Film program #6: Violence in the sound of Wagner. From the valkyrie into the queer: A rascist film ride and its reproductions, transformations and counterpoints 1915-2013.

Shedhalle / Events / May 2013

"Blues Brothers", John Landis, USA, 1980

"Blues Brothers", John Landis, USA, 1980

Program 6 / Friday 17.5.2013, 19:00, Shedhalle 

Violence in the sound of Wagner – A valkyries ride through 98 years of film history (1915-2013)

Video-Lecture by Drehli Robnik

This video-lecture is not about „Wagner in film“ in the sense of biography, film history or musicology, but rather within the framework of a register of „Greatest Hits“: Richard Wagners most noted musical piece that is familiar under the name „Ride of the Valkyries“ continues to ghost around in film and media cultures around the world, issued in various replicas, mutations and counter forms. The lecture will deal with this and others of Wagners „Greatest Hits“ - beats and strikes - , showing the enactment of magnitude aswell as its demontage. These „hits“ will be brought together with film-aestetical and political thought: Following the ideas of Michael Rogin, Miriam Hansen, Joseba Gabilondo, Gilles Deleuze and Jaques Ranciere, the lecture crosses the history of cinema: From the mythological hour of birth of american movies, including the apology of the Ku-Klux-Klan in D. W. Griffiths racist „The Birth of a Nation“, 1915, through the placement of the piece in various re-visions of the US war in Vietnam (My Name Is Nobody, 1973; Apocalypse Now, 1979; Forrest Gump, 1994) up to the ambivalent layout of the Siegfried-story in the process of a hero-in-the-making (Django Unchained, 2013).

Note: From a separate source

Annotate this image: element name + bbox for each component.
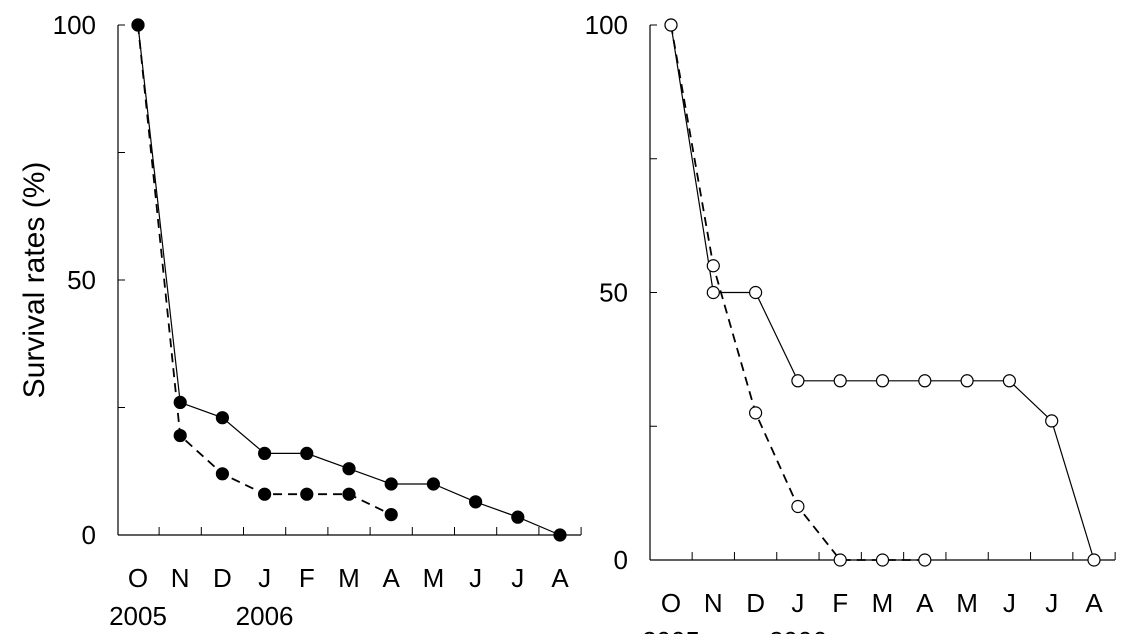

In between, the repetition of an old Wagner-record in the anti-nazi-resistance drama Valkyrie (2009) – and a supporting character with a toothbrush moustache delivering the line: „One cannot understand National Socialism if one does not understand Wagner.“

Drehli Robnik, film theoretician and historian; PhD at the university of Amsterdam, external lecturer in film studies at universities in Vienna and Brno 1995-2012; film critic and edutainer; FWF-research project „Political Aesthetics of Contemporary European Horror Film“; Publications: „Film ohne Grund. Filmtheorie, Postpolitik und Dissens bei Jacques Rancière“. Vienna, Berlin 2010, „Geschichtsästhetik und Affektpolitik. Stauffenberg und der 20. Juli im Film“. Vienna 2009; Ed. with Amalia Kerekes and Katalin Teller: „Film als Loch in der Wand. Kino und Geschichte bei Siegfried Kracauer“. Vienna, Berlin 2013, Ed. mit Thomas Hübel and Siegfried Mattl: „Das Streit-Bild. Film, Geschichte und Politik bei Jacques Rancière.“ Vienna, Berlin 2010.